Integrals are another technique for algorithm analysis
Today also we continue the discussion on the summation properties:
There are many techniques for bounding the summations that describe the running times of algorithms. We will outline a few methods:
1) Mathematical induction :
This is a technique where we first show that a particular condition holds for a trivial case. Then we assume it holds true for nth case and prove that it then holds for n+1 th case.  As an example, we show that the arithmetic series sum of k from 1 to n evaluates to 1/2 n (n+1). We can easily verify this for n = 1. Now for the nth case, the assumption holds and we prove that it works for n+1 as follows:
Sum k  = 1 to n + 1 of (k)  =  Sum k = 1 to n of (k) + (n+1)
                                           = 1/2 n (n+1) + (n+1)
                                           = 1/2 (n+1)(n+2)

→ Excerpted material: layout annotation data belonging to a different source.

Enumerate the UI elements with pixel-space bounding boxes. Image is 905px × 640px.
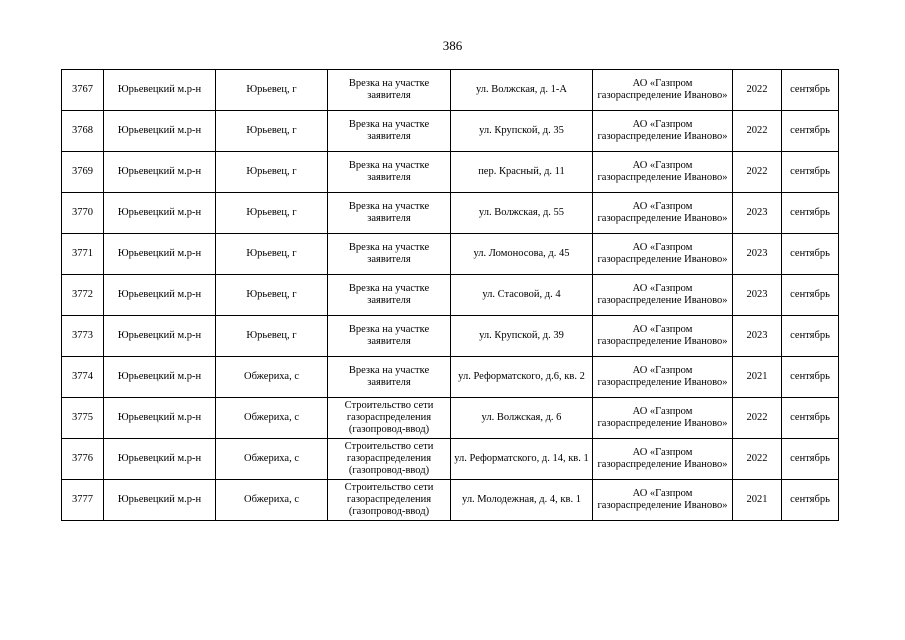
cell-district: Юрьевецкий м.р-н (104, 480, 216, 521)
table-row (62, 316, 839, 357)
cell-month: сентябрь (782, 398, 839, 439)
cell-locality: Обжериха, с (216, 357, 328, 398)
cell-address: ул. Крупской, д. 35 (451, 111, 593, 152)
cell-month: сентябрь (782, 480, 839, 521)
cell-month: сентябрь (782, 357, 839, 398)
cell-address: ул. Молодежная, д. 4, кв. 1 (451, 480, 593, 521)
cell-address: ул. Ломоносова, д. 45 (451, 234, 593, 275)
cell-district: Юрьевецкий м.р-н (104, 275, 216, 316)
table-row (62, 234, 839, 275)
cell-address: пер. Красный, д. 11 (451, 152, 593, 193)
cell-district: Юрьевецкий м.р-н (104, 70, 216, 111)
cell-number: 3767 (62, 70, 104, 111)
cell-organization: АО «Газпром газораспределение Иваново» (593, 398, 733, 439)
cell-number: 3776 (62, 439, 104, 480)
cell-work-type: Врезка на участке заявителя (328, 275, 451, 316)
cell-address: ул. Реформатского, д. 14, кв. 1 (451, 439, 593, 480)
cell-locality: Юрьевец, г (216, 111, 328, 152)
cell-work-type: Строительство сети газораспределения (газопровод-ввод) (328, 480, 451, 521)
cell-organization: АО «Газпром газораспределение Иваново» (593, 480, 733, 521)
cell-organization: АО «Газпром газораспределение Иваново» (593, 316, 733, 357)
cell-address: ул. Волжская, д. 6 (451, 398, 593, 439)
cell-number: 3775 (62, 398, 104, 439)
cell-year: 2022 (733, 152, 782, 193)
cell-district: Юрьевецкий м.р-н (104, 357, 216, 398)
cell-number: 3768 (62, 111, 104, 152)
cell-locality: Юрьевец, г (216, 234, 328, 275)
cell-work-type: Врезка на участке заявителя (328, 316, 451, 357)
cell-year: 2023 (733, 234, 782, 275)
page-number: 386 (442, 38, 463, 53)
cell-number: 3770 (62, 193, 104, 234)
table-body (62, 70, 839, 521)
cell-organization: АО «Газпром газораспределение Иваново» (593, 70, 733, 111)
cell-month: сентябрь (782, 111, 839, 152)
cell-organization: АО «Газпром газораспределение Иваново» (593, 439, 733, 480)
gasification-table (61, 69, 839, 521)
table-row (62, 480, 839, 521)
cell-district: Юрьевецкий м.р-н (104, 193, 216, 234)
cell-month: сентябрь (782, 193, 839, 234)
cell-locality: Юрьевец, г (216, 70, 328, 111)
cell-address: ул. Реформатского, д.6, кв. 2 (451, 357, 593, 398)
cell-month: сентябрь (782, 234, 839, 275)
cell-work-type: Врезка на участке заявителя (328, 357, 451, 398)
table-row (62, 70, 839, 111)
cell-number: 3777 (62, 480, 104, 521)
cell-year: 2023 (733, 275, 782, 316)
cell-work-type: Строительство сети газораспределения (газопровод-ввод) (328, 439, 451, 480)
table-row (62, 439, 839, 480)
cell-work-type: Врезка на участке заявителя (328, 111, 451, 152)
cell-month: сентябрь (782, 275, 839, 316)
cell-organization: АО «Газпром газораспределение Иваново» (593, 234, 733, 275)
cell-month: сентябрь (782, 316, 839, 357)
table-row (62, 275, 839, 316)
table-row (62, 357, 839, 398)
cell-address: ул. Крупской, д. 39 (451, 316, 593, 357)
cell-locality: Обжериха, с (216, 439, 328, 480)
cell-year: 2022 (733, 398, 782, 439)
cell-work-type: Врезка на участке заявителя (328, 70, 451, 111)
cell-organization: АО «Газпром газораспределение Иваново» (593, 193, 733, 234)
cell-locality: Обжериха, с (216, 480, 328, 521)
cell-address: ул. Стасовой, д. 4 (451, 275, 593, 316)
cell-number: 3769 (62, 152, 104, 193)
cell-work-type: Строительство сети газораспределения (газопровод-ввод) (328, 398, 451, 439)
table-row (62, 193, 839, 234)
cell-year: 2022 (733, 439, 782, 480)
cell-locality: Юрьевец, г (216, 275, 328, 316)
cell-district: Юрьевецкий м.р-н (104, 152, 216, 193)
cell-organization: АО «Газпром газораспределение Иваново» (593, 152, 733, 193)
cell-organization: АО «Газпром газораспределение Иваново» (593, 111, 733, 152)
table-row (62, 111, 839, 152)
cell-locality: Юрьевец, г (216, 193, 328, 234)
cell-work-type: Врезка на участке заявителя (328, 193, 451, 234)
cell-address: ул. Волжская, д. 55 (451, 193, 593, 234)
cell-locality: Юрьевец, г (216, 152, 328, 193)
cell-month: сентябрь (782, 70, 839, 111)
cell-year: 2022 (733, 70, 782, 111)
cell-district: Юрьевецкий м.р-н (104, 111, 216, 152)
cell-month: сентябрь (782, 439, 839, 480)
cell-month: сентябрь (782, 152, 839, 193)
cell-number: 3774 (62, 357, 104, 398)
table-row (62, 398, 839, 439)
cell-organization: АО «Газпром газораспределение Иваново» (593, 275, 733, 316)
cell-year: 2023 (733, 193, 782, 234)
cell-locality: Обжериха, с (216, 398, 328, 439)
cell-locality: Юрьевец, г (216, 316, 328, 357)
cell-year: 2022 (733, 111, 782, 152)
cell-number: 3773 (62, 316, 104, 357)
table-row (62, 152, 839, 193)
cell-number: 3772 (62, 275, 104, 316)
cell-organization: АО «Газпром газораспределение Иваново» (593, 357, 733, 398)
cell-work-type: Врезка на участке заявителя (328, 234, 451, 275)
cell-year: 2023 (733, 316, 782, 357)
cell-district: Юрьевецкий м.р-н (104, 439, 216, 480)
cell-district: Юрьевецкий м.р-н (104, 234, 216, 275)
cell-district: Юрьевецкий м.р-н (104, 398, 216, 439)
cell-year: 2021 (733, 357, 782, 398)
cell-district: Юрьевецкий м.р-н (104, 316, 216, 357)
cell-number: 3771 (62, 234, 104, 275)
cell-address: ул. Волжская, д. 1-А (451, 70, 593, 111)
cell-year: 2021 (733, 480, 782, 521)
cell-work-type: Врезка на участке заявителя (328, 152, 451, 193)
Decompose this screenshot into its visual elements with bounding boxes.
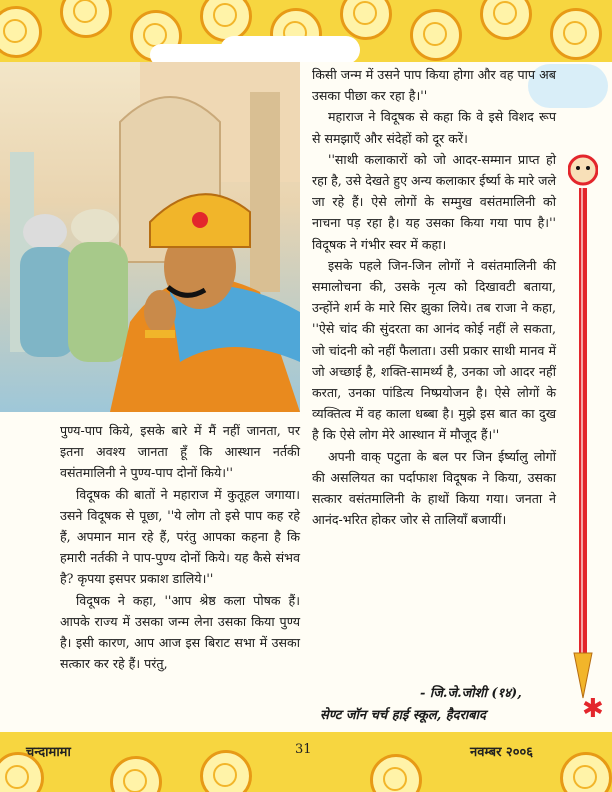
- star-icon: ✱: [582, 694, 604, 724]
- swirl-motif: [200, 750, 252, 792]
- paragraph: महाराज ने विदूषक से कहा कि वे इसे विशद रूप से समझाएँ और संदेहों को दूर करें।: [312, 109, 556, 146]
- swirl-motif: [60, 0, 112, 38]
- issue-date: नवम्बर २००६: [470, 745, 533, 760]
- paragraph: अपनी वाक् पटुता के बल पर जिन ईर्ष्यालु लोगों की असलियत का पर्दाफाश विदूषक ने किया, उसका सत्कार वसंतमालिनी के हाथों किया गया। जनता ने आनंद-भरित होकर जोर से तालियाँ बजायीं।: [312, 448, 556, 528]
- page-number: 31: [295, 742, 312, 757]
- swirl-motif: [410, 9, 462, 61]
- magazine-name: चन्दामामा: [26, 745, 71, 760]
- cloud: [220, 36, 360, 62]
- paragraph: किसी जन्म में उसने पाप किया होगा और वह पाप अब उसका पीछा कर रहा है।'': [312, 67, 556, 104]
- swirl-motif: [340, 0, 392, 40]
- left-column: [60, 420, 300, 674]
- paragraph: ''साथी कलाकारों को जो आदर-सम्मान प्राप्त हो रहा है, उसे देखते हुए अन्य कलाकार ईर्ष्या के मारे जले जा रहे हैं। ऐसे लोगों के सम्मुख वसंतमालिनी को नाचना पड़ रहा है। यह उसका किया गया पाप है।'' विदूषक ने गंभीर स्वर में कहा।: [312, 151, 556, 252]
- king-illustration-art: [0, 62, 300, 412]
- cloud: [150, 44, 240, 62]
- paragraph: विदूषक ने कहा, ''आप श्रेष्ठ कला पोषक हैं। आपके राज्य में उसका जन्म लेना उसका किया पुण्य है। इसी कारण, आप आज इस बिराट सभा में उसका सत्कार कर रहे हैं। परंतु,: [60, 592, 300, 672]
- swirl-motif: [0, 6, 42, 58]
- author-school: सेण्ट जॉन चर्च हाई स्कूल, हैदराबाद: [320, 708, 486, 723]
- pencil-mascot-art: [568, 148, 598, 708]
- top-border: [0, 0, 612, 62]
- right-column: [312, 64, 556, 530]
- swirl-motif: [480, 0, 532, 40]
- swirl-motif: [110, 756, 162, 792]
- swirl-motif: [560, 752, 612, 792]
- swirl-motif: [370, 754, 422, 792]
- king-illustration: [0, 62, 300, 412]
- paragraph: इसके पहले जिन-जिन लोगों ने वसंतमालिनी की समालोचना की, उसके नृत्य को दिखावटी बताया, उन्होंने शर्म के मारे सिर झुका लिये। तब राजा ने कहा, ''ऐसे चांद की सुंदरता का आनंद कोई नहीं ले सकता, जो चांदनी को नहीं फैलाता। उसी प्रकार साथी मानव में जो अच्छाई है, शक्ति-सामर्थ्य है, उनका जो आदर नहीं करता, उनका पांडित्य निष्प्रयोजन है। ऐसे लोगों के व्यक्तित्व में वह काला धब्बा है। मुझे इस बात का दुख है कि ऐसे लोग मेरे आस्थान में मौजूद हैं।'': [312, 257, 556, 443]
- author-name: - जि.जे.जोशी (१४),: [420, 686, 522, 701]
- paragraph: पुण्य-पाप किये, इसके बारे में मैं नहीं जानता, पर इतना अवश्य जानता हूँ कि आस्थान नर्तकी वसंतमालिनी ने पुण्य-पाप दोनों किये।'': [60, 423, 300, 481]
- paragraph: विदूषक की बातों ने महाराज में कुतूहल जगाया। उसने विदूषक से पूछा, ''ये लोग तो इसे पाप कह रहे हैं, अपमान मान रहे हैं, परंतु आपका कहना है कि हमारी नर्तकी ने पाप-पुण्य दोनों किये। यह कैसे संभव है? कृपया इसपर प्रकाश डालिये।'': [60, 486, 300, 587]
- bottom-border: [0, 732, 612, 792]
- swirl-motif: [550, 8, 602, 60]
- pencil-mascot: [568, 148, 598, 708]
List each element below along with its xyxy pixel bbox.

A caveat with proving bounds by mathematical induction is that the constant hidden by the "big-oh" could grow with n and thus may not be constant. 
2) Bounding the terms:
Sometimes a good upperbound in a series can be obtained by bounding each term of the series, and it often suffices to use the largest term to bound the others. For example,  a quick upper bound on the Arithmetic series (A.1) is
Sum k = 1 to n of (k) is <= Sum k = 1 to n of (n) = n ^ 2
In general for a series Sum k = 1 to n of ak , if we let a-max = max 1<=k<=n ak,
then sum k = 1 to n (ak) <= n a-max
This technique of bounding each term by the largest term is a weak method when the series can be bounded by a geometric series.
For example given the arithmetic series as above, we can assume ak+1/ak <= r for all k > =0, where 0 < r < 1 is a constant. The sum can be bounded by an infinite decreasing geometric series, since ak <= a0 r^k
Sum k = 0 to n ak <= sum k = 0 to infinity of (a0 r ^k)
                               = a0 Sum k = 0 to infinity of r ^k
                               = a0.(1/1-r)
This is better than bounding with the quick upper bound on the arithmetic series.
There is a caveat here: a common bug in applying this method is to show that the ratio of consecutive terms is less than 1 and then to assume that the summation is bounded by the geometric series because the series could diverge i.e. the r is not less than 1 or it is not constant or the ratio of some or all pairs of consecutive terms could be may become arbitrarily close to 1. This is the case in the harmonic series for example where the r is arbitrarily close to 1.